Low-Rank Adaptation (LoRA) is now the dominant method for parameter-efficient fine-tuning of large language models, but achieving a high-quality adapter often requires systematic hyperparameter tuning because LoRA performance is highly sensitive to configuration choices. In practice, this leads to many concurrent LoRA jobs, often spanning heterogeneous tasks in multi-tenant environments. Existing systems largely handle these jobs independently, which both wastes computation on weak candidates and leaves GPUs underutilized. We present ALTO (Adaptive LoRA Tuning and Orchestration), a co-designed training system that accelerates LoRA hyperparameter tuning while enabling efficient cluster sharing across heterogeneous tasks. The central insight behind ALTO is that when multiple tuning jobs run concurrently over a shared frozen backbone, they expose optimization opportunities that single-job designs cannot exploit. Building on this, ALTO monitors loss trajectories to terminate unpromising configurations early, uses fused grouped GEMM together with a new rank-local adapter parallelism to co-locate surviving adapters and reclaim freed GPU capacity, and combines intra-task and inter-task scheduling to improve multi-task placement by leveraging the predictable duration of LoRA jobs. Extensive evaluation shows that ALTO achieves up to $13.8\times$ speedup over state-of-the-art without sacrificing adapter quality.

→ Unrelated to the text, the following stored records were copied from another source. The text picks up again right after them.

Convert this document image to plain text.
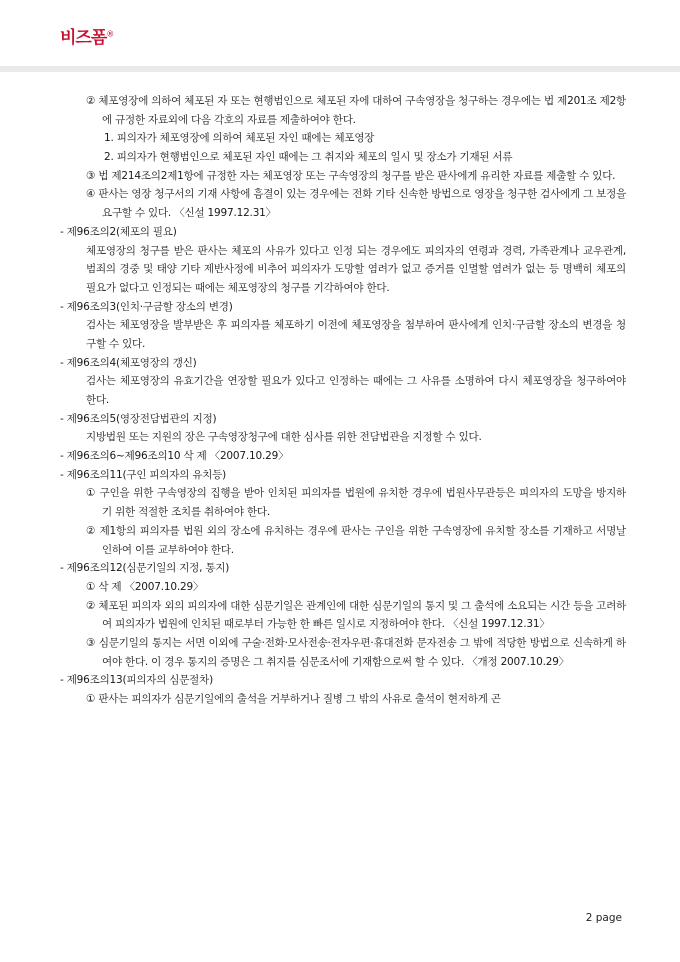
비즈폼®
② 체포영장에 의하여 체포된 자 또는 현행범인으로 체포된 자에 대하여 구속영장을 청구하는 경우에는 법 제201조 제2항에 규정한 자료외에 다음 각호의 자료를 제출하여야 한다.
1. 피의자가 체포영장에 의하여 체포된 자인 때에는 체포영장
2. 피의자가 현행범인으로 체포된 자인 때에는 그 취지와 체포의 일시 및 장소가 기재된 서류
③ 법 제214조의2제1항에 규정한 자는 체포영장 또는 구속영장의 청구를 받은 판사에게 유리한 자료를 제출할 수 있다.
④ 판사는 영장 청구서의 기재 사항에 흠결이 있는 경우에는 전화 기타 신속한 방법으로 영장을 청구한 검사에게 그 보정을 요구할 수 있다. 〈신설 1997.12.31〉
- 제96조의2(체포의 필요)
체포영장의 청구를 받은 판사는 체포의 사유가 있다고 인정 되는 경우에도 피의자의 연령과 경력, 가족관계나 교우관계, 범죄의 경중 및 태양 기타 제반사정에 비추어 피의자가 도망할 염려가 없고 증거를 인멸할 염려가 없는 등 명백히 체포의 필요가 없다고 인정되는 때에는 체포영장의 청구를 기각하여야 한다.
- 제96조의3(인치·구금할 장소의 변경)
검사는 체포영장을 발부받은 후 피의자를 체포하기 이전에 체포영장을 첨부하여 판사에게 인치·구금할 장소의 변경을 청구할 수 있다.
- 제96조의4(체포영장의 갱신)
검사는 체포영장의 유효기간을 연장할 필요가 있다고 인정하는 때에는 그 사유를 소명하여 다시 체포영장을 청구하여야 한다.
- 제96조의5(영장전담법관의 지정)
지방법원 또는 지원의 장은 구속영장청구에 대한 심사를 위한 전담법관을 지정할 수 있다.
- 제96조의6~제96조의10 삭 제 〈2007.10.29〉
- 제96조의11(구인 피의자의 유치등)
① 구인을 위한 구속영장의 집행을 받아 인치된 피의자를 법원에 유치한 경우에 법원사무관등은 피의자의 도망을 방지하기 위한 적절한 조치를 취하여야 한다.
② 제1항의 피의자를 법원 외의 장소에 유치하는 경우에 판사는 구인을 위한 구속영장에 유치할 장소를 기재하고 서명날인하여 이를 교부하여야 한다.
- 제96조의12(심문기일의 지정, 통지)
① 삭 제 〈2007.10.29〉
② 체포된 피의자 외의 피의자에 대한 심문기일은 관계인에 대한 심문기일의 통지 및 그 출석에 소요되는 시간 등을 고려하여 피의자가 법원에 인치된 때로부터 가능한 한 빠른 일시로 지정하여야 한다. 〈신설 1997.12.31〉
③ 심문기일의 통지는 서면 이외에 구술·전화·모사전송·전자우편·휴대전화 문자전송 그 밖에 적당한 방법으로 신속하게 하여야 한다. 이 경우 통지의 증명은 그 취지를 심문조서에 기재함으로써 할 수 있다. 〈개정 2007.10.29〉
- 제96조의13(피의자의 심문절차)
① 판사는 피의자가 심문기일에의 출석을 거부하거나 질병 그 밖의 사유로 출석이 현저하게 곤
2 page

翻译:[translated abstract in Chinese]
低秩自适应(LoRA)目前是大语言模型参数高效微调的主流方法,但由于LoRA性能对配置选择高度敏感,获取高质量适配器通常需要系统性的超参数调优。实践中,这会产生大量并发的LoRA任务,在多租户环境中往往涉及跨异构任务的作业。现有系统大多独立处理这些任务,既浪费了针对弱候选方案的计算资源,又导致GPU利用率不足。我们提出ALTO(自适应LoRA调优与编排),一种协同设计的训练系统,在加速LoRA超参数调优的同时,支持异构任务间高效的集群共享。ALTO的核心洞察在于:当多个调优任务在共享冻结基座模型上并发运行时,会暴露出单任务设计无法利用的优化机会。基于此,ALTO通过监控损失轨迹提前终止无前景的配置,采用融合分组GEMM与新提出的rank-local适配器并行技术共生存在潜力的适配器并回收空闲GPU容量,同时结合任务内与任务间调度,利用LoRA任务时长可预测的特性优化多任务放置。大量评估表明,ALTO在保证适配器质量前提下,相比现有最优方案实现了高达13.8倍的加速。